Second, as a net oil importer, the continued increase of global oil prices since the beginning of 2018 poses a threat to national energy security, with the use of biodiesel produced domestically an expected solution. However, considering biodiesel as part of a framework for energy security is not that simple.
Energy security can be viewed as having a sufficient energy supply, affordable prices and business continuity. While sufficient supply and affordable prices of biodiesel can be met through the current institutional arrangements, business continuity is still in question. The biodiesel subsidy scheme provided by the government pushes the retail price of biodiesel below its efficient price.
Instead of placing more taxes on biodiesel, maintaining the retail price of subsidized biodiesel ignores environmental externalities.
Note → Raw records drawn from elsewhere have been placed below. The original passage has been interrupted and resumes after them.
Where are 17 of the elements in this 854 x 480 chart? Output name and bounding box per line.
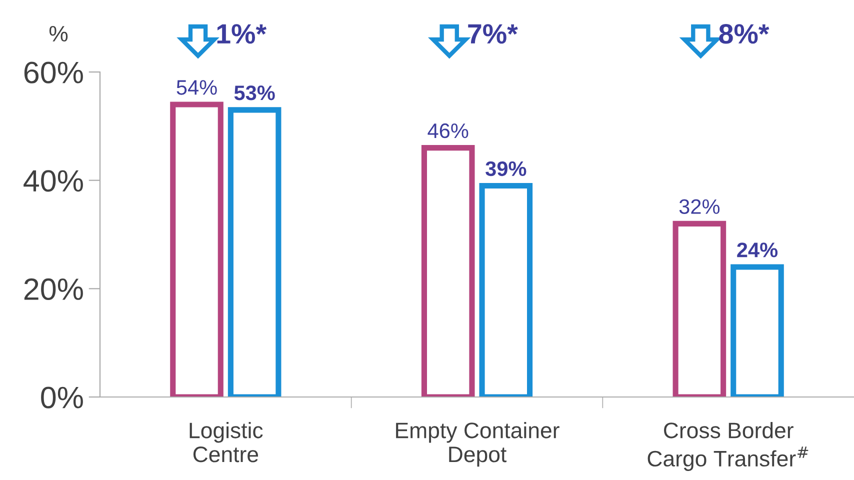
data-label: 24%	[737, 242, 778, 258]
y-axis-title: %	[49, 26, 68, 42]
x-tick-label: Empty Container Depot	[396, 422, 560, 467]
text: 1%*	[217, 24, 267, 44]
y-tick-label: 40%	[24, 170, 83, 192]
data-label: 53%	[234, 85, 275, 100]
text: 8%*	[719, 24, 770, 44]
data-label: 32%	[679, 199, 720, 214]
text: 7%*	[468, 24, 518, 44]
y-tick-label: 20%	[24, 278, 83, 300]
x-tick-label: Logistic Centre	[190, 422, 263, 462]
data-label: 54%	[176, 80, 217, 95]
data-label: 46%	[428, 123, 468, 138]
y-tick-label: 0%	[41, 386, 83, 408]
data-label: 39%	[486, 161, 526, 176]
y-tick-label: 60%	[24, 62, 83, 84]
x-tick-label: Cross Border Cargo Transfer$^{#}$	[648, 422, 808, 471]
The environmental costs of the palm oil industry can exceed 40 percent of the total production costs. Therefore, the current arrangement of providing biodiesel to the market makes this business sector inefficient in the long run. This is because this business is vulnerable to collapse as a result of severe environmental damages.
All in all, the government should not only focus on economic reasons for the development of biodiesel. Joint consensus is needed to ensure that biodiesel development is able to mitigate climate change and maintain long-term energy security. For this reason, accelerating the biodiesel targets must be accompanied by the effective implementation of policies to improve land and palm oil governance, such as the One Map Policy, a moratorium on oil palm plantation permits and the Indonesian Sustainable Palm Oil (ISPO) certification scheme.
Ichsan Saif and Wiko Saputra
Ichsan Saif is an environmental policy researcher at Yayasan KEHATI and Wiko Saputra is an economist at AURIGA Nusantara Jakarta.
*as published in the Jakarta Post (academia) on November 22, 2018.